まず、昨年5 月に開催された若者に人気の都市型フェス「GREENROOMFESTIVAL(グリーンルーム・フェスティバル)」に参加。従来型フェスには一日中好きな音楽を聞いて騒いで踊るといったイメージがあるが、「GREENROOMFESTIVAL」はこれらとは異質の、「若者が好きなコトを詰め込んだ一種の“アミューズメントパーク”」のような場となっていた。ライブパフォーマンスはもちろんのこと、映画鑑賞やヨガクラスの開催、有名アパレルブランドの限定商品が販売されるブースの出店、さらに、人気のグラフィックアーティストによるパネルの撮影コーナーなど、提供される“コト”はさまざま。参加者はスマホ片手に仲間と写真を撮影しあい、一つの体験を終えると次の体験スペースへと移動する。それは次々アトラクションを楽しめる遊園地のようで、多くの選択肢の中から自分の興味に合わせてカスタマイズできることが、同フェスが支持される理由として考えられる。

GREENROOM FESTIVAL


※昨年5月、2日間にわたって横浜赤レンガ地区野外特設会場にて開催されたGREENROOM FESTIVAL。ヨガクラスの開催や有名アパレルブランドによるブースなども出展され、賑わいをみせていた

また、「音楽ライブのようだ」と評判の「爆音映画祭」も近年、若者に人気のコト消費だ。ライブで使用されるスピーカーを使って大音量に包まれながら映画を鑑賞するイベントだが、参加したifs社員は、「音楽ライブのような体験をすることができ、フェスに来ているような感覚になった」とリポート。終演後には、LINE世代と思われるグループから、「久しぶりに映画館に来たけど、五感が刺激されて面白かった」、「ここまでリアルな感じや迫力があるとは思わなかった」と、興奮を交えての感想が聞かれた。
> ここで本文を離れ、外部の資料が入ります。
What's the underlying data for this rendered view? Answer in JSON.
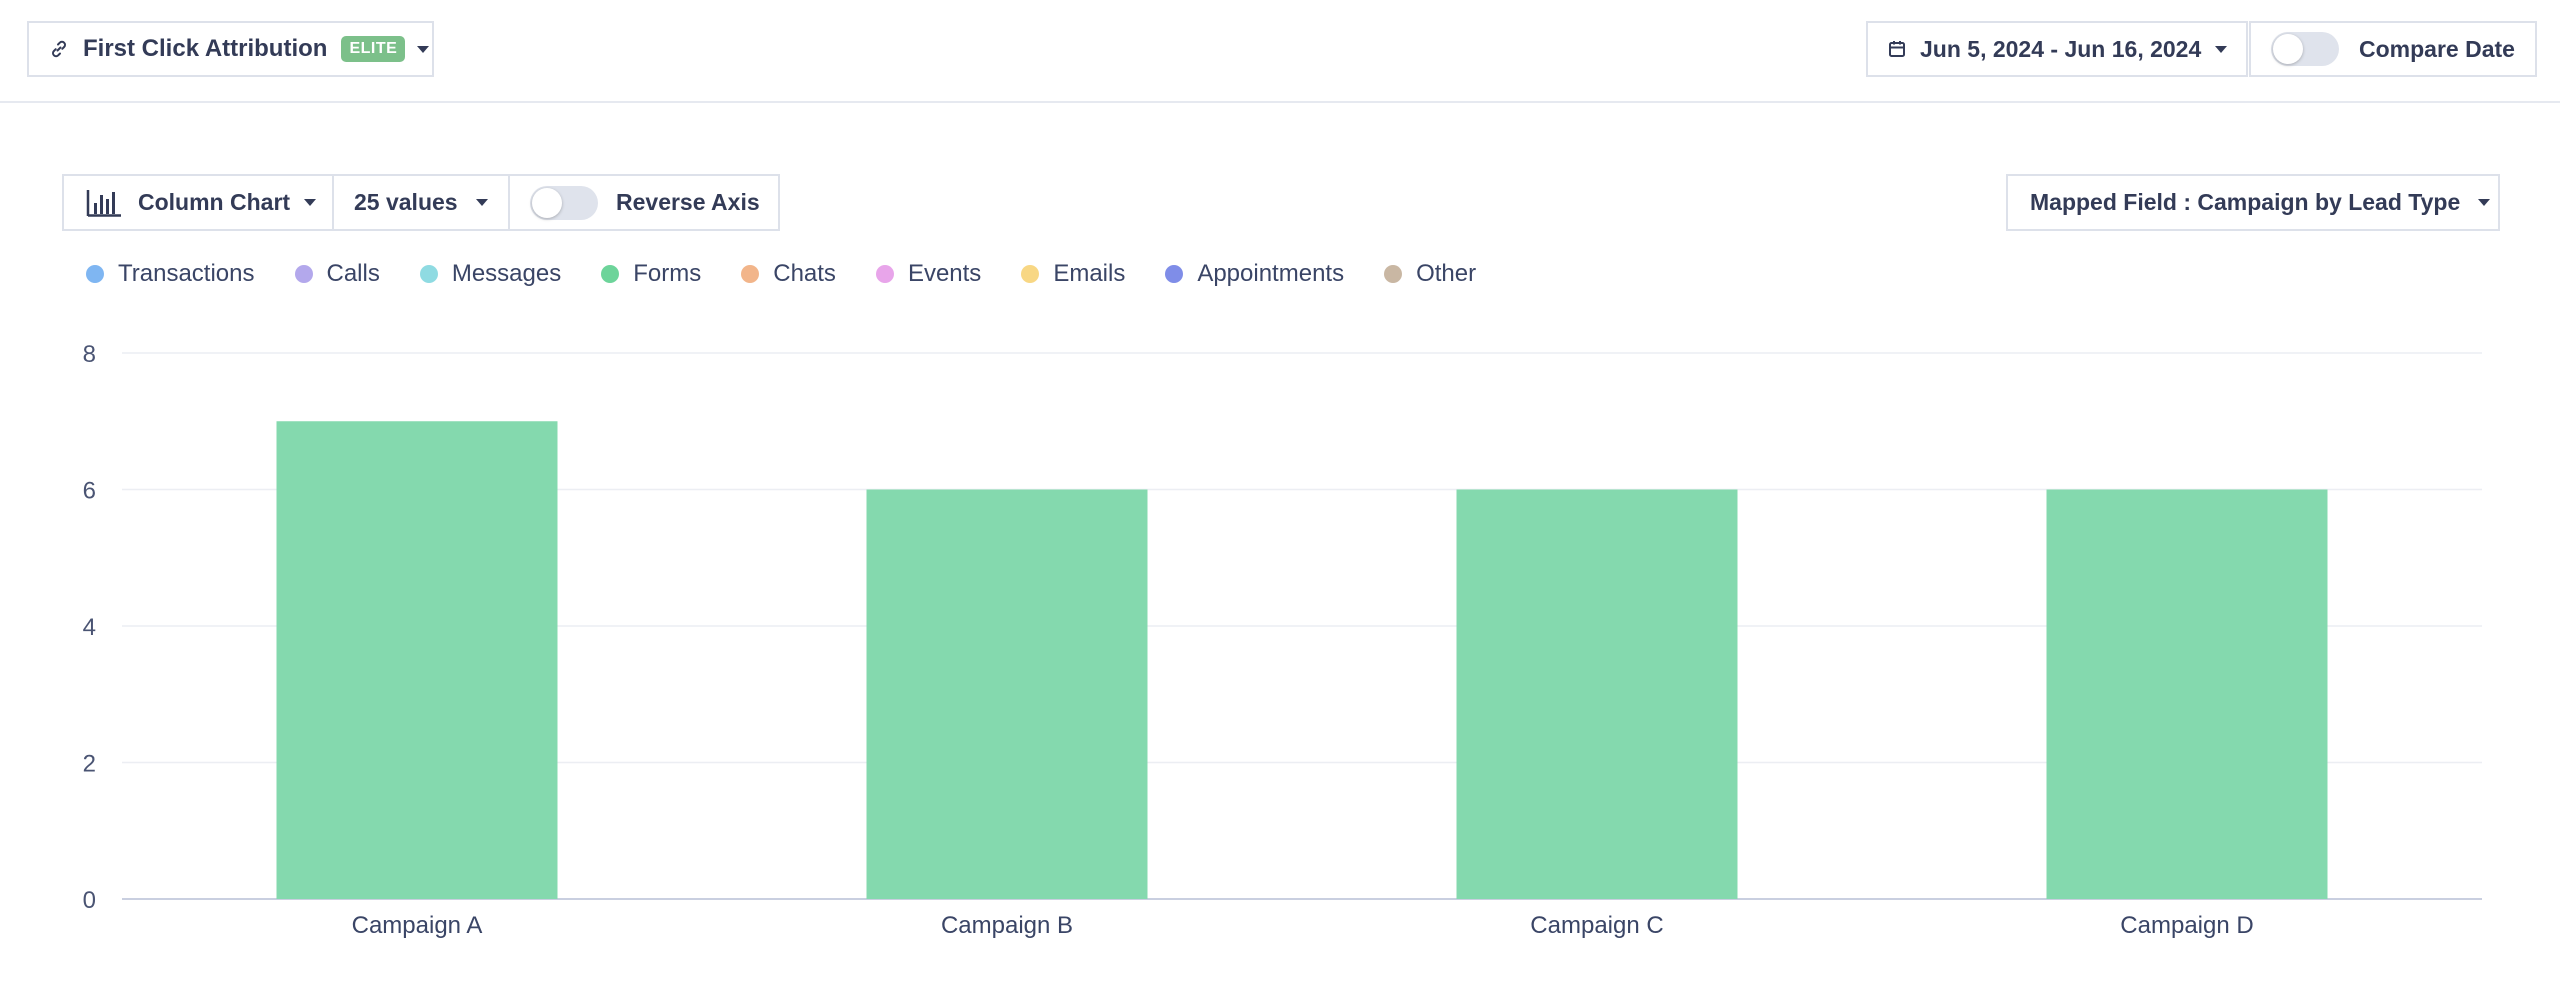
{
  "header": {
    "attribution_label": "First Click Attribution",
    "attribution_badge": "ELITE",
    "date_range": "Jun 5, 2024 - Jun 16, 2024",
    "compare_label": "Compare Date"
  },
  "toolbar": {
    "chart_type": "Column Chart",
    "values_count": "25 values",
    "reverse_axis_label": "Reverse Axis",
    "mapped_field": "Mapped Field : Campaign by Lead Type"
  },
  "legend": [
    {
      "label": "Transactions",
      "color": "#7fb6f2"
    },
    {
      "label": "Calls",
      "color": "#b3a8ec"
    },
    {
      "label": "Messages",
      "color": "#8fdbe2"
    },
    {
      "label": "Forms",
      "color": "#6dd49a"
    },
    {
      "label": "Chats",
      "color": "#f2b58a"
    },
    {
      "label": "Events",
      "color": "#e8a5ea"
    },
    {
      "label": "Emails",
      "color": "#f8d784"
    },
    {
      "label": "Appointments",
      "color": "#7f8de8"
    },
    {
      "label": "Other",
      "color": "#c9b7a3"
    }
  ],
  "chart_data": {
    "type": "bar",
    "categories": [
      "Campaign A",
      "Campaign B",
      "Campaign C",
      "Campaign D"
    ],
    "series": [
      {
        "name": "Forms",
        "values": [
          7,
          6,
          6,
          6
        ],
        "color": "#84d9ae"
      }
    ],
    "ylim": [
      0,
      8
    ],
    "yticks": [
      0,
      2,
      4,
      6,
      8
    ],
    "grid": true,
    "legend_position": "top-left"
  }
}
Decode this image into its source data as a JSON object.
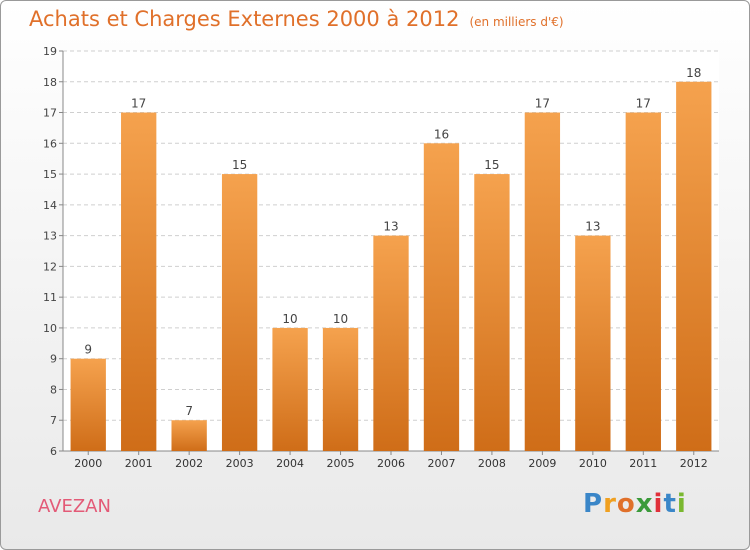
{
  "header": {
    "title": "Achats et Charges Externes 2000 à 2012",
    "subtitle": "(en milliers d'€)"
  },
  "footer": {
    "town": "AVEZAN",
    "logo": "Proxiti"
  },
  "colors": {
    "bar_light": "#f5a24e",
    "bar_dark": "#cf6d18",
    "title": "#e0702a",
    "town": "#e35a77"
  },
  "chart_data": {
    "type": "bar",
    "title": "Achats et Charges Externes 2000 à 2012",
    "subtitle": "(en milliers d'€)",
    "categories": [
      "2000",
      "2001",
      "2002",
      "2003",
      "2004",
      "2005",
      "2006",
      "2007",
      "2008",
      "2009",
      "2010",
      "2011",
      "2012"
    ],
    "values": [
      9,
      17,
      7,
      15,
      10,
      10,
      13,
      16,
      15,
      17,
      13,
      17,
      18
    ],
    "ylim": [
      6,
      19
    ],
    "yticks": [
      6,
      7,
      8,
      9,
      10,
      11,
      12,
      13,
      14,
      15,
      16,
      17,
      18,
      19
    ],
    "grid": true,
    "legend": "none"
  }
}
映画鑑賞スタイルには、スクリーンの登場人物に声援を送れる「応援上映」という新たな上映方法が登場し、コスプレをしたりデコうちわやペンライトを持って、参加者が一体となって映画の世界を楽しんでいる。「映画館では各々が静かに鑑賞する」という常識はすでに過去のものとなりつつあり、多様にアレンジされた鑑賞スタイルが新鮮な体験型コンテンツとして受け入れられている。

■新アラサー世代=LINE世代の消費のねらいめは?

こうした若者が好む最近のコト消費に共通するのは、いかに自分たちらしく楽しめるかを考える「カスタマイズ」や「アレンジ」がキーとなってきている点ではないだろうか。これまでは、浅いつながりを濃く演出する手段として、誰もが瞬間的に盛り上がり共有できるイベントに注目が集まっていたが、これらの事例からは、もう一歩踏み込んだ細分化が求められてきている様子がうかがえる。

最新の2018年の「生活者の気分」リサーチで「2025年の暮らし」について様々な角度から聴取した際、「モノ・コト・サービスの考え方」では、「自分好みにカスタマイズできるモノを取り入れる」が1つ上の世代に次いで、LINE世代が他世代よりも高い結果を示していた(グラフ2)。自分らしさは他者に決めてもらうという受け身型ともいえるLINE世代ではあるが、将来的には「自分らしさ」を発揮し・確認できる形に進化したコト消費を実践したいと考えているようだ。

また、同じ調査の「ライフスタイル・価値観」に関しては、「これまで学んだことのない知識や技術を身につける」、「様々な人とコミュニケーションできる場を提供する」も、全体よりも高い結果が出ていた(グラフ3)。アラサー世代に突入することで、社会的な「自分」について考えはじめ、「新しいことに挑戦したい」といった気持ちが生じ始めたということかもしれない。LINE世代が、今後、より自分らしさを確認させてくれるコト消費(およびそれにまつわるモノ)への関心を加速させていくのか、さらに注視していきたい。